Sobre
o prazer de contar histórias
Na
Epifania
«(…) Maldito seja o dia em que a Cúria
resolveu restaurar a Capela Sixtina segundo as mais recentes descobertas científicas.
Maldito seja o florentino, maldita toda e qualquer arte (?), maldita a audácia
de não proferir pensamentos heréticos com a coragem dos hereges, mas de os confiar
à cal moída, à mais ignóbil de todas as pedras, buon fesco misturado com cores lascivas. O cardeal Joseph Jellinek ergueu
o olhar para a abóbada alta, onde estavam pendurados uns andaimes tapados com lonas.
Os andaimes deixavam ainda entrever a figura de Adão a ser apontada pelo dedo do
Criador. Como se o cardeal temesse a potente mão direita de Deus, o seu rosto foi
alterado por um tremor absolutamente perceptível que se repetiu mais umas
tantas vezes a intervalos irregulares; pois lá em cima, envolto em trajes
vermelhos, não pairava um Deus bondoso, mas um Criador forte e belo, com um
corpo musculado como o de um lutador, um Criador que emanava vida. Ali mesmo, o
verbo tinha-se tornado carne. Desde os funestos tempos do pontífice Júlio II e do
seu gosto pela arte, nenhum papa se deleitara com as pinturas orgíacas de Miguel
Ângelo Buonarroti, que tinha uma postura um tanto ou quanto incrédula perante a
fé cristã, o que, aliás, já no seu tempo era um segredo partilhado por todos. Buonarroti
compunha as imagens que a fantasia lhe ditava numa estranha mistura de tradições
fundamentadas no Antigo Testamento e outras que remontavam à Grécia Antiga, ou porventura
também a um passado romano idealizado, o que, na altura, era visto simplesmente
como pecado.
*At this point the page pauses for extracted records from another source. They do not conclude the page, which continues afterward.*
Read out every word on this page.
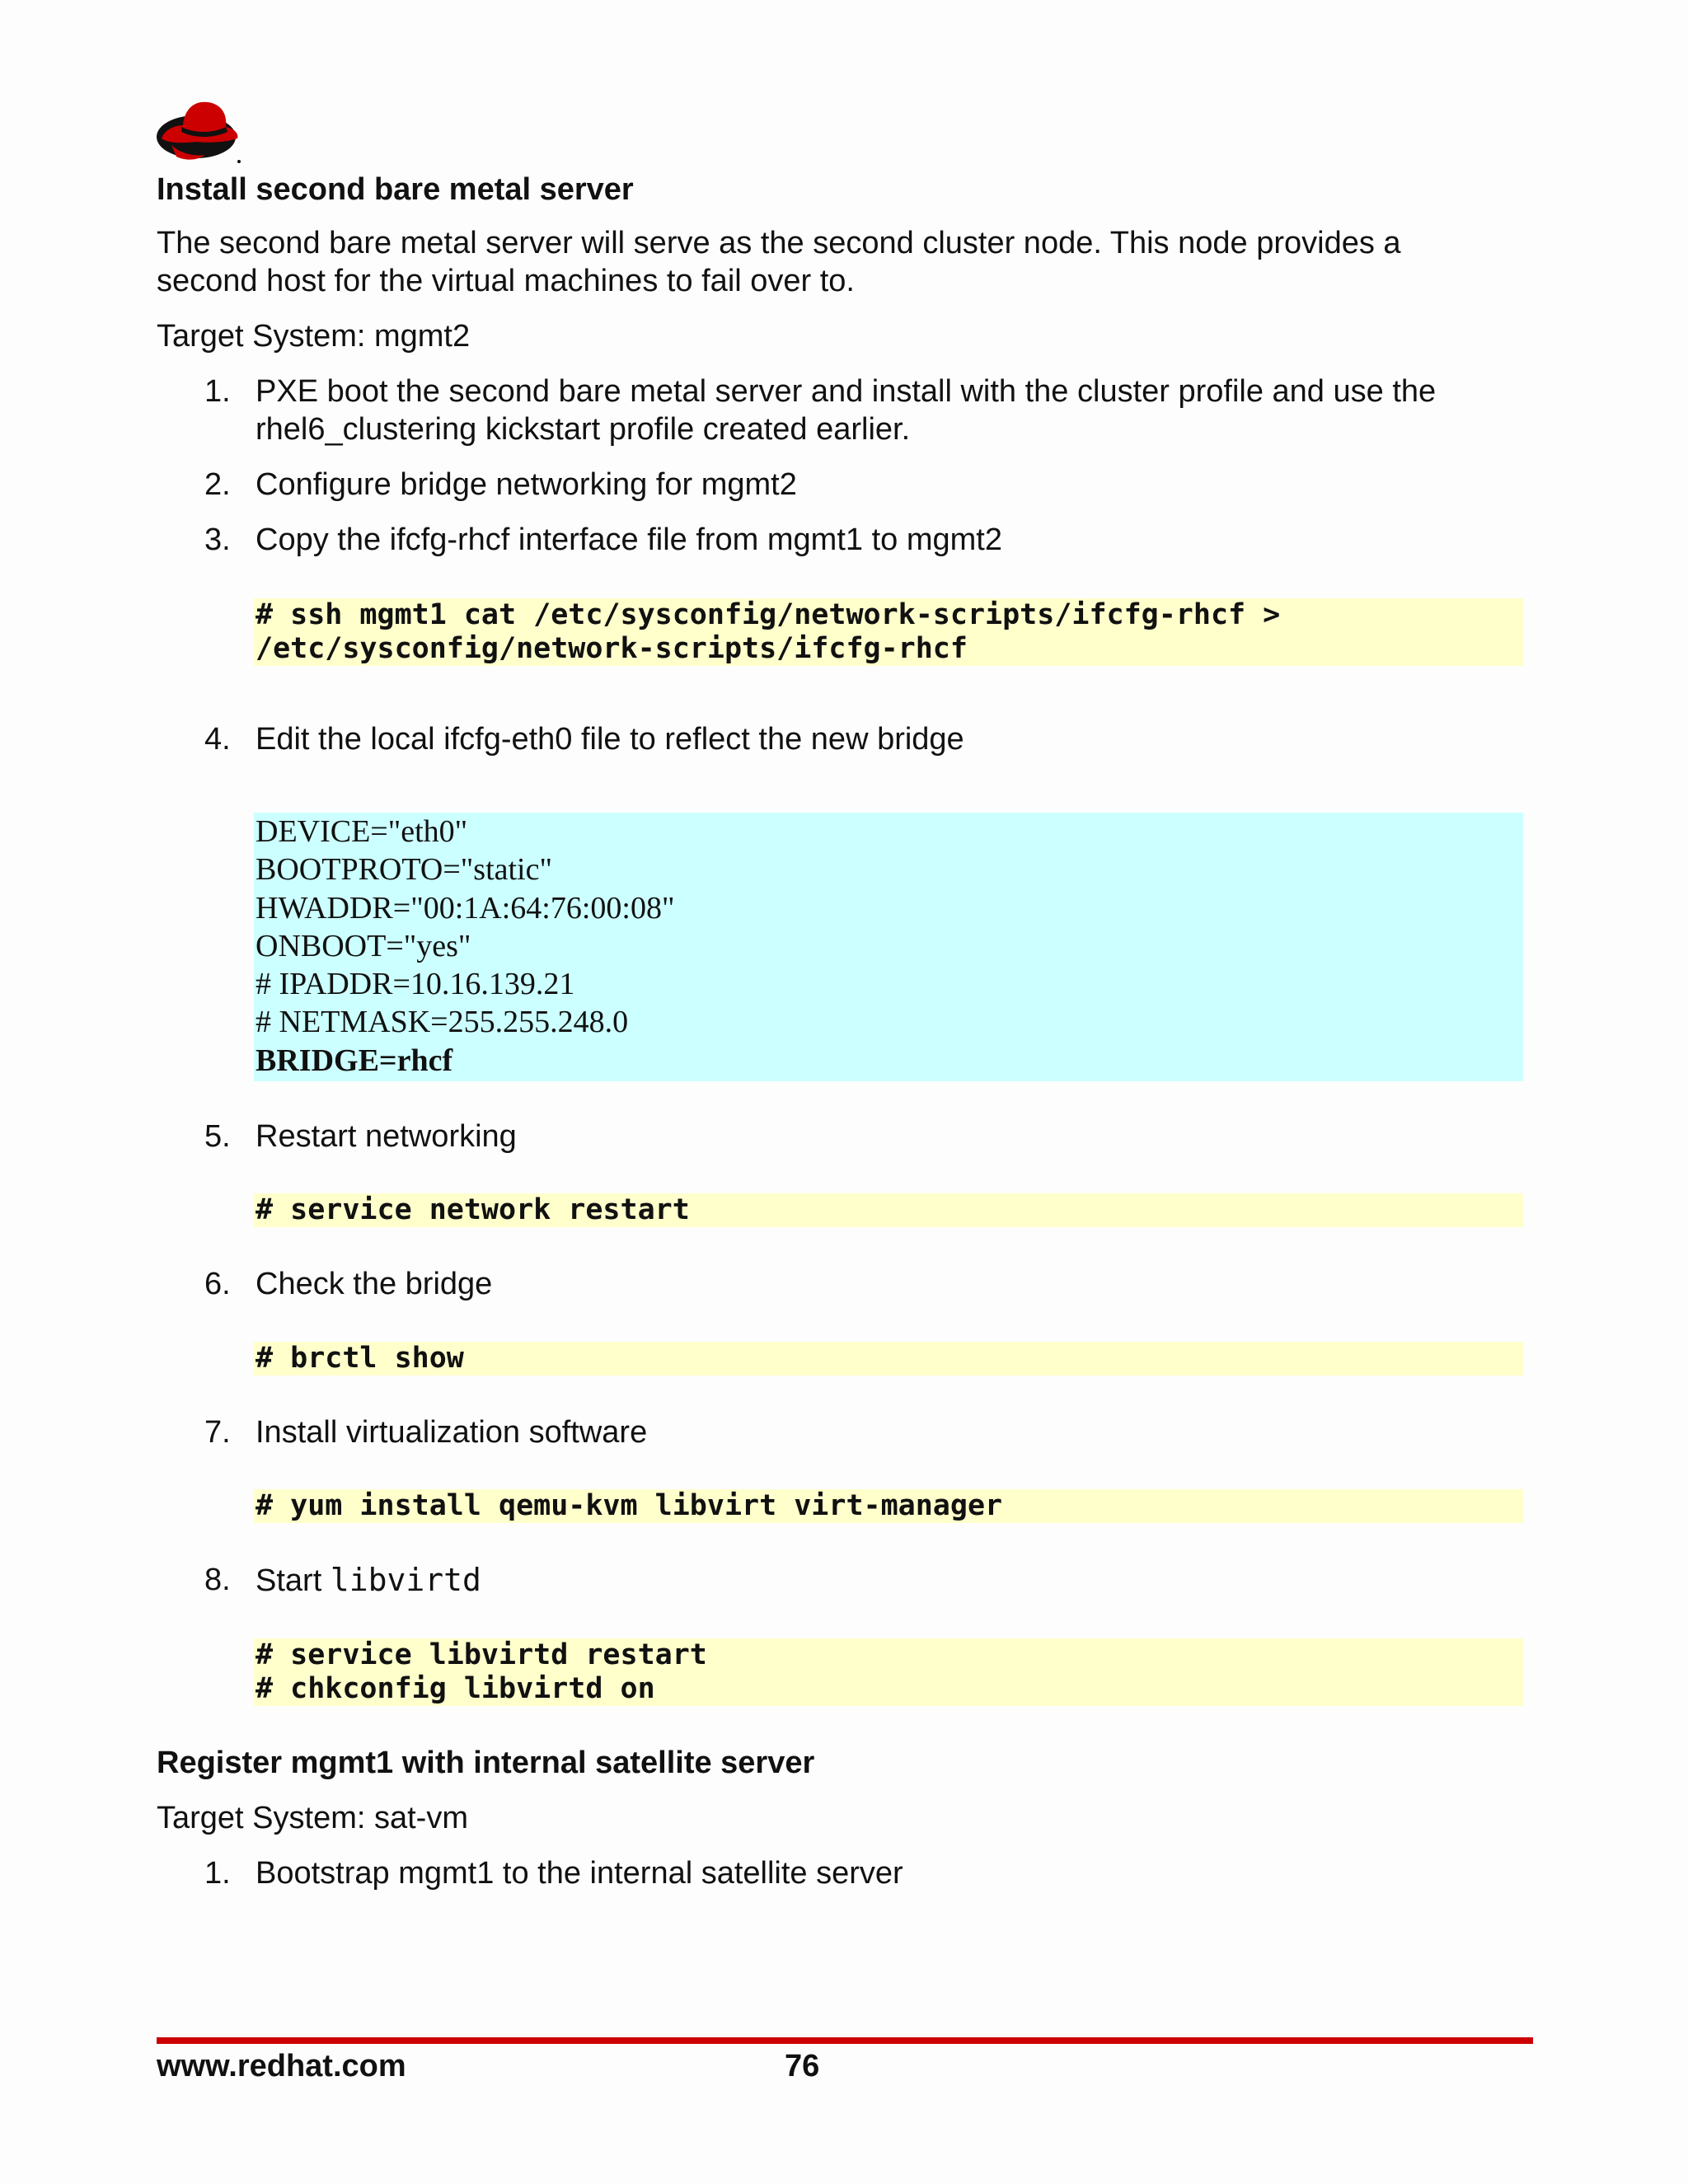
Install second bare metal server

The second bare metal server will serve as the second cluster node. This node provides a
second host for the virtual machines to fail over to.

Target System: mgmt2

1. PXE boot the second bare metal server and install with the cluster profile and use the
rhel6_clustering kickstart profile created earlier.
2. Configure bridge networking for mgmt2
3. Copy the ifcfg-rhcf interface file from mgmt1 to mgmt2
# ssh mgmt1 cat /etc/sysconfig/network-scripts/ifcfg-rhcf >
/etc/sysconfig/network-scripts/ifcfg-rhcf
4. Edit the local ifcfg-eth0 file to reflect the new bridge
DEVICE="eth0"
BOOTPROTO="static"
HWADDR="00:1A:64:76:00:08"
ONBOOT="yes"
# IPADDR=10.16.139.21
# NETMASK=255.255.248.0
BRIDGE=rhcf
5. Restart networking
# service network restart
6. Check the bridge
# brctl show
7. Install virtualization software
# yum install qemu-kvm libvirt virt-manager
8. Start libvirtd
# service libvirtd restart
# chkconfig libvirtd on
Register mgmt1 with internal satellite server

Target System: sat-vm

1. Bootstrap mgmt1 to the internal satellite server
www.redhat.com	76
Segundo consta, o papa Júlio II ajoelhou-se no chão e começou a rezar
quando o artista lhe mostrou pela primeira vez o fresco com o cruel juiz que deixa
a tremer bons e maus com a força da sua sentença. Ainda mal recuperado da sua humildade,
começou uma violenta discussão com Buonarroti sobre a estranheza, o mistério e a
nudez da representação. A Cúria, por seu turno, sentiu-se desconcertada pelo simbolismo
intangível, pelas inúmeras alusões e insinuações neoplatónicas, não encontrando
outra solução senão censurar esta aglomeração de corpos humanos nus e, pior ainda,
exigir que fosse retirada. Além do mais, à frente da Cúria estava Biagio Cesena,
o mestre-de-cerimónias do próprio papa, que acreditava reconhecer-se em Minos, o
juiz dos infernos. Somente o veto indignado dos mais importantes artistas de Roma
acabou por salvar O Juízo Final
da demolição.
Infiltrações,
várias camadas de pintura sobrepostas e a fuligem das velas ameaçavam destruir o
golpe de génio orgíaco de Miguel Ângelo. Oh, se pelo menos o bolor tivesse comido
os profetas e o fumo tivesse consumido as sibilas; pois, mal o restaurador-chefe
Bruno Fedrizzi começara o seu trabalho, empoleirado nos andaimes, mal ele libertara,
com a ajuda dos assistentes, os primeiros profetas de uma camada escura, composta
por carbono, cola de coelho e pigmentos diluídos em óleo, o legado do florentino
iniciou o seu curso, pareceu até que Miguel Ângelo ressuscitava de entre os mortos,
ameaçador como o anjo da vingança. Outrora, Joel, o profeta, segurava nas mãos um
rolo obscuro de pergaminho que, apesar de estar revirado para trás entre a mão esquerda
e a direita, não tinha qualquer símbolo escrito, nem na parte da frente, nem no
verso. Agora, depois de feita a limpeza, reconhecia-se claramente um A no pergaminho. O A e o O, a primeira e última
letras do alfabeto grego, são símbolos cristãos da Igreja primitiva, mas os restauradores esfregaram em vão, até que o
pergaminho pintado al fresco (pintado
sobre o estuque ainda húmido) reluziu num branco brilhante. A cal não escondia nenhum
O. Em contrapartida, no livro que a sibila
eritreia, que se encontra ao lado do profeta Joel, segura sobre um púlpito, apareceu
mais uma enigmática abreviatura: I F A.
Esta inesperada aparição levou a uma violenta discussão, sem que, no entanto, o
público em geral tomasse conhecimento do acto. Arquivistas e historiadores de
arte da Direcção-Geral dos Edifícios e Museus do Vaticano deram um parecer
sobre a descoberta; sob a tutela do catedrático Antonio Pavanetto, de Florença,
veio o perito em Miguel Ângelo Riccardo Parenti; e, depois de o significado das
letras A I F A ter sido discutido internamente,
o cardeal Secretário de Estado Cascone declarou a descoberta como assunto
secreto. Foi também Parenti quem comentou pela primeira vez a possibilidade de se
poderem vir a descobrir novos símbolos no decurso dos trabalhos de restauro; símbolos
esses cuja decifração, em princípio, poderia ser pouco favorável à Cúria e à Igreja.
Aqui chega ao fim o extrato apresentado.